Mobile and Online Loyalty Programs Mean More Work for IT

New regulations that are sweeping across the banking industry, particularly the Durbin amendment to the Dodd/Frank Act, have financial institutions and other card issuers scrambling to find alternative ways to boost fee income as traditional revenue streams tighten over time.

In many cases, these new products involve loyalty perks or coupons tied to mobile apps, online banking, location-based marketing or other digital commerce, which places pressure on bank IT systems to handle extra maintenance, cross channel integration and data management chores.

"These new products place stresses…there's obviously going to be more integration across multiple channels," says Zachary Aron, a principal at Deloitte Consulting, and one of the analysts who offered an analysis of the new digital loyalty market. "You'll also need to be able to track that type of spending appropriately, so you can have a real-time account balance. And on the back end, the Holy Grail is capturing spending data and making sense of it."

There are already numerous examples of card firms, banks and credit unions tying the popularity of mobile phones and location-based shopping to programs designed to get financial customers to use their products for mobile commerce.

Zil Bareisis, a senior analyst at Celent, also says the introduction of mobile loyalty programs makes the game more complex for IT departments charged with making sure the programs work.

"Loyalty is easier to do in the online environment," he says. "But with mobile at the point of sale, you can have sales agents at a merchant's location walking around to approach consumers, or the consumers walking around with their mobile devices," he says. "So you are almost starting to replicate the online shopping environment, only since it's with mobile phones the merchant is much closer to the customer, where decisions can be made more instantly."

Aron says these new loyalty programs will increase the need to capture more data faster, and tie that data to a personalized offer via quick analysis. Since most institutions still can't afford to replace their entire core system, the key to making mobile-enabled coupon and loyalty programs work consistently will be strong middleware. "You're talking about the orchestration [of the new marketing programs] and the trigger mechanism of the offer," he says. "The skills required here include the ability to integrate multiple systems…you can't just plug and play."
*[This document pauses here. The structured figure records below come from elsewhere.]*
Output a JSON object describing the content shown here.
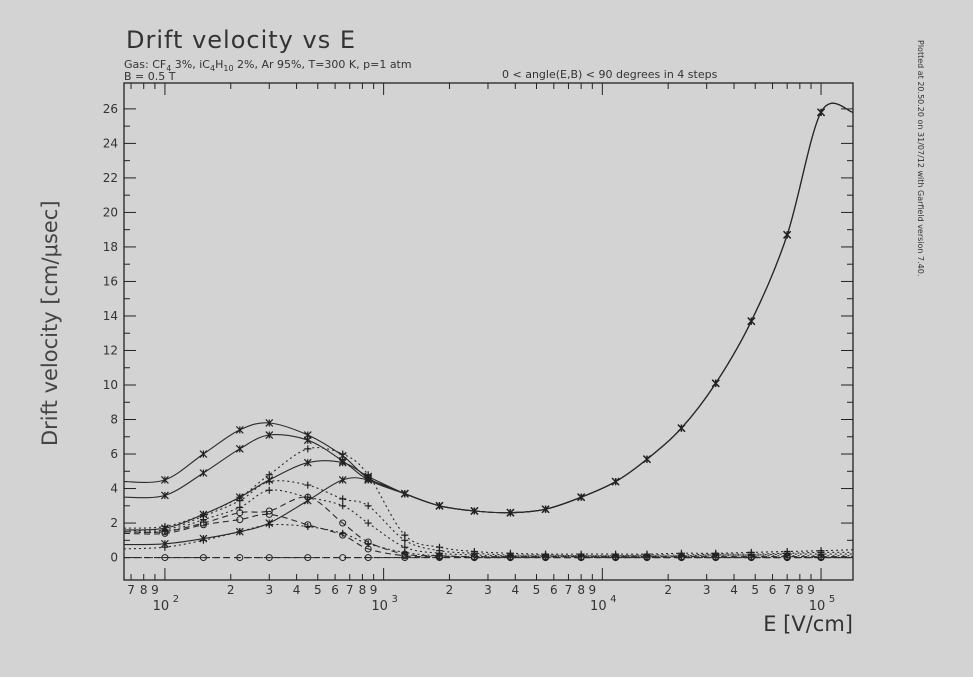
{
  "chart_data": {
    "type": "line",
    "title": "Drift velocity vs E",
    "gas_line_parts": [
      "Gas: CF",
      "4",
      " 3%, iC",
      "4",
      "H",
      "10",
      " 2%, Ar 95%, T=300 K, p=1 atm"
    ],
    "bfield_line": "B = 0.5 T",
    "angle_line": "0 < angle(E,B) < 90 degrees in 4 steps",
    "xlabel": "E [V/cm]",
    "ylabel": "Drift velocity [cm/μsec]",
    "stamp": "Plotted at 20.50.20 on 31/07/12 with Garfield version 7.40.",
    "x_scale": "log",
    "xlim": [
      65,
      140000
    ],
    "ylim": [
      -1.3,
      27.5
    ],
    "y_ticks": [
      0,
      2,
      4,
      6,
      8,
      10,
      12,
      14,
      16,
      18,
      20,
      22,
      24,
      26
    ],
    "x_major_ticks": [
      {
        "value": 100,
        "base": "10",
        "exp": "2"
      },
      {
        "value": 1000,
        "base": "10",
        "exp": "3"
      },
      {
        "value": 10000,
        "base": "10",
        "exp": "4"
      },
      {
        "value": 100000,
        "base": "10",
        "exp": "5"
      }
    ],
    "x_minor_ticks": [
      {
        "value": 70,
        "label": "7"
      },
      {
        "value": 80,
        "label": "8"
      },
      {
        "value": 90,
        "label": "9"
      },
      {
        "value": 200,
        "label": "2"
      },
      {
        "value": 300,
        "label": "3"
      },
      {
        "value": 400,
        "label": "4"
      },
      {
        "value": 500,
        "label": "5"
      },
      {
        "value": 600,
        "label": "6"
      },
      {
        "value": 700,
        "label": "7"
      },
      {
        "value": 800,
        "label": "8"
      },
      {
        "value": 900,
        "label": "9"
      },
      {
        "value": 2000,
        "label": "2"
      },
      {
        "value": 3000,
        "label": "3"
      },
      {
        "value": 4000,
        "label": "4"
      },
      {
        "value": 5000,
        "label": "5"
      },
      {
        "value": 6000,
        "label": "6"
      },
      {
        "value": 7000,
        "label": "7"
      },
      {
        "value": 8000,
        "label": "8"
      },
      {
        "value": 9000,
        "label": "9"
      },
      {
        "value": 20000,
        "label": "2"
      },
      {
        "value": 30000,
        "label": "3"
      },
      {
        "value": 40000,
        "label": "4"
      },
      {
        "value": 50000,
        "label": "5"
      },
      {
        "value": 60000,
        "label": "6"
      },
      {
        "value": 70000,
        "label": "7"
      },
      {
        "value": 80000,
        "label": "8"
      },
      {
        "value": 90000,
        "label": "9"
      }
    ],
    "x": [
      65,
      100,
      150,
      220,
      300,
      450,
      650,
      850,
      1250,
      1800,
      2600,
      3800,
      5500,
      8000,
      11500,
      16000,
      23000,
      33000,
      48000,
      70000,
      100000,
      140000
    ],
    "series": [
      {
        "marker": "x",
        "dash": "solid",
        "values": [
          4.4,
          4.5,
          6.0,
          7.4,
          7.8,
          7.1,
          5.9,
          4.6,
          3.7,
          3.0,
          2.7,
          2.6,
          2.8,
          3.5,
          4.4,
          5.7,
          7.5,
          10.1,
          13.7,
          18.7,
          25.8,
          25.8
        ]
      },
      {
        "marker": "x",
        "dash": "solid",
        "values": [
          3.5,
          3.6,
          4.9,
          6.3,
          7.1,
          6.8,
          5.6,
          4.5,
          3.7,
          3.0,
          2.7,
          2.6,
          2.8,
          3.5,
          4.4,
          5.7,
          7.5,
          10.1,
          13.7,
          18.7,
          25.8,
          25.8
        ]
      },
      {
        "marker": "x",
        "dash": "solid",
        "values": [
          1.6,
          1.7,
          2.5,
          3.5,
          4.5,
          5.5,
          5.5,
          4.7,
          3.7,
          3.0,
          2.7,
          2.6,
          2.8,
          3.5,
          4.4,
          5.7,
          7.5,
          10.1,
          13.7,
          18.7,
          25.8,
          25.8
        ]
      },
      {
        "marker": "x",
        "dash": "solid",
        "values": [
          0.75,
          0.8,
          1.1,
          1.5,
          2.0,
          3.3,
          4.5,
          4.5,
          3.7,
          3.0,
          2.7,
          2.6,
          2.8,
          3.5,
          4.4,
          5.7,
          7.5,
          10.1,
          13.7,
          18.7,
          25.8,
          25.8
        ]
      },
      {
        "marker": "+",
        "dash": "dotted",
        "values": [
          1.7,
          1.8,
          2.5,
          3.5,
          4.8,
          6.3,
          6.0,
          4.8,
          1.3,
          0.6,
          0.35,
          0.25,
          0.2,
          0.2,
          0.2,
          0.2,
          0.25,
          0.25,
          0.3,
          0.35,
          0.4,
          0.45
        ]
      },
      {
        "marker": "+",
        "dash": "dotted",
        "values": [
          1.6,
          1.6,
          2.4,
          3.3,
          4.4,
          4.2,
          3.4,
          3.0,
          1.0,
          0.4,
          0.25,
          0.15,
          0.15,
          0.1,
          0.1,
          0.15,
          0.15,
          0.2,
          0.2,
          0.25,
          0.3,
          0.3
        ]
      },
      {
        "marker": "+",
        "dash": "dotted",
        "values": [
          1.5,
          1.5,
          2.2,
          2.9,
          3.9,
          3.5,
          3.0,
          2.0,
          0.6,
          0.25,
          0.15,
          0.1,
          0.1,
          0.1,
          0.1,
          0.1,
          0.1,
          0.15,
          0.15,
          0.2,
          0.2,
          0.2
        ]
      },
      {
        "marker": "+",
        "dash": "dotted",
        "values": [
          0.5,
          0.6,
          1.0,
          1.5,
          1.9,
          1.8,
          1.4,
          0.8,
          0.3,
          0.1,
          0.05,
          0.05,
          0.05,
          0.05,
          0.05,
          0.05,
          0.05,
          0.1,
          0.1,
          0.1,
          0.1,
          0.1
        ]
      },
      {
        "marker": "o",
        "dash": "dashed",
        "values": [
          1.5,
          1.5,
          2.0,
          2.6,
          2.7,
          3.5,
          2.0,
          0.9,
          0.2,
          0.1,
          0.05,
          0.05,
          0.05,
          0.05,
          0.05,
          0.05,
          0.05,
          0.05,
          0.05,
          0.05,
          0.05,
          0.05
        ]
      },
      {
        "marker": "o",
        "dash": "dashed",
        "values": [
          1.4,
          1.4,
          1.9,
          2.2,
          2.5,
          1.9,
          1.3,
          0.5,
          0.1,
          0.05,
          0.0,
          0.0,
          0.0,
          0.0,
          0.0,
          0.0,
          0.0,
          0.0,
          0.0,
          0.0,
          0.0,
          0.0
        ]
      },
      {
        "marker": "o",
        "dash": "dashed",
        "values": [
          0.0,
          0.0,
          0.0,
          0.0,
          0.0,
          0.0,
          0.0,
          0.0,
          0.0,
          0.0,
          0.0,
          0.0,
          0.0,
          0.0,
          0.0,
          0.0,
          0.0,
          0.0,
          0.0,
          0.0,
          0.0,
          0.0
        ]
      }
    ]
  }
}
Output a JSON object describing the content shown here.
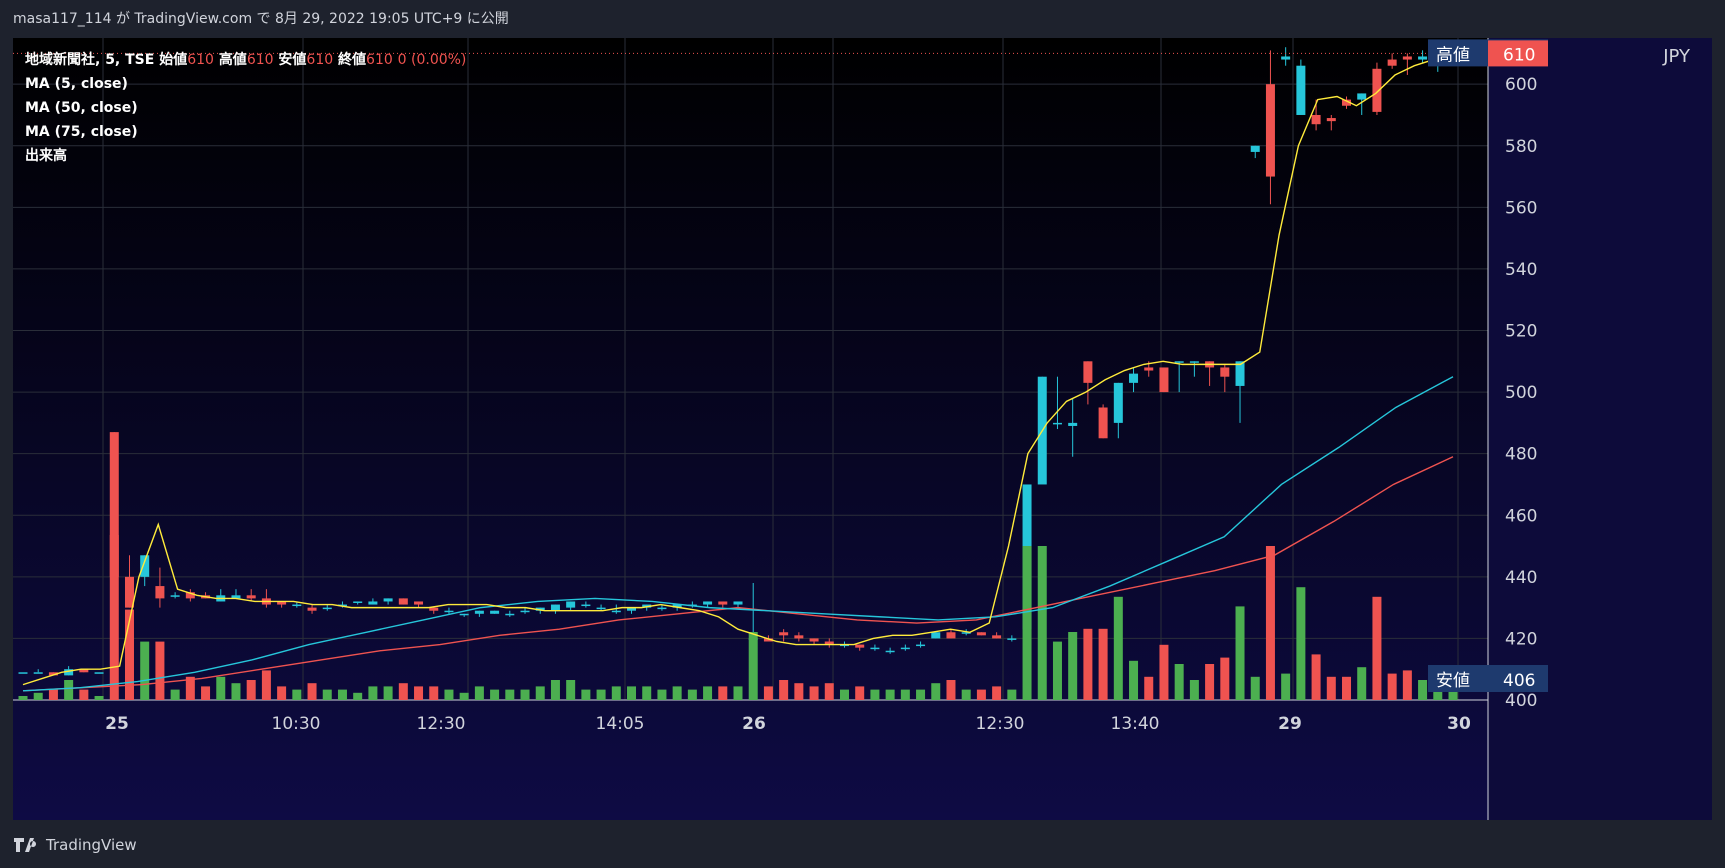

For example, American Express's Smart Offers API program, lets consumers link a card account to their profile on a social media site such as Facebook or Foursquare. Then they can redeem special offers automatically by "loading" the offers to their American Express Card within the app and using the card at the merchant location. The American Express APIs also enable notifications, so when enrolled cardmembers use their American Express card to pay, they will receive a message indicating that a statement credit will be issued. A product like this requires quick coordination between the platforms that manage the cardholder's account, the user's identity authentication, and the merchant's transaction systems.

"American Express built the Smart Offer APIs to enable merchants to easily and effectively measure the success of their location-based marketing efforts and to offer tailored specials to card members without investing time and money in training staff to decipher a coupon code or process a coupon-based offer," says Dave Wolf, vp of global business & market development for American Express. Wolf did not offer specific details on how maintenance and performance of the enabling technology are managed to ensure access, saying the maintenance is managed across the firm's business units and with its digital partners. "In digital and especially mobile, the simplicity and non-clunkiness of the user experience is key."

Executing loyalty programs properly goes a long way toward getting consumers to actually use the program. Loyalty marketing consulting and research firm Colloquy says the average American household is enrolled in 18 different loyalty programs (counting mobile and more traditional loyalty programs), but only participate in about eight of those programs at any given time. The firm also says that about half of the perceived annual value of loyalty programs (the total of what all consumers nationwide believe special offers are worth, based on Colloquy's analysis) come from credit and debit-related reward programs.

As these loyalty programs become more digital and available on handsets, maintaining the flow of accurate data between CRM, point of sale, and an financial institution's database will be just as important as speedy access-requiring regular data scrubbing and automated updates to user accounts in real time as new transactions are executed. "Consumers don't want to hear different messages from different channels," says Jim Sullivan, a partner at Colloquy.

The consulting firm says the interdepartmental IT integration within the card issuer also needs to expand-bringing marketing and other departments together in a common effort to engage consumers, including direct dialogue driven by point of sale and prior data analysis. "Now we're seeing a convergence around mobile techniques and payments," Sullivan says, adding that the growth of initiatives such as the Google Wallet is forcing all payments firms and card issuers to consider how the underlying tech behind payments and loyalty should be managed. "There's no standard. So there will be an experimentation across a number of platforms," Sullivan says.

A financial institution's corporate culture also plays a role in execution of loyalty programs. Colloquy mentioned U.S. Bank as a bank that's made strides in this area-a recent Colloquy white paper includes a description from U.S. Bank of its enterprise revenue office. That office works across departments such as payments, cards and consumer loans in an effort to link loyalty offers to a consumer's mix of relationships and transactions. Since the enterprise revenue office doesn't have P&L responsibility, it can be objective in determining that customer's best needs.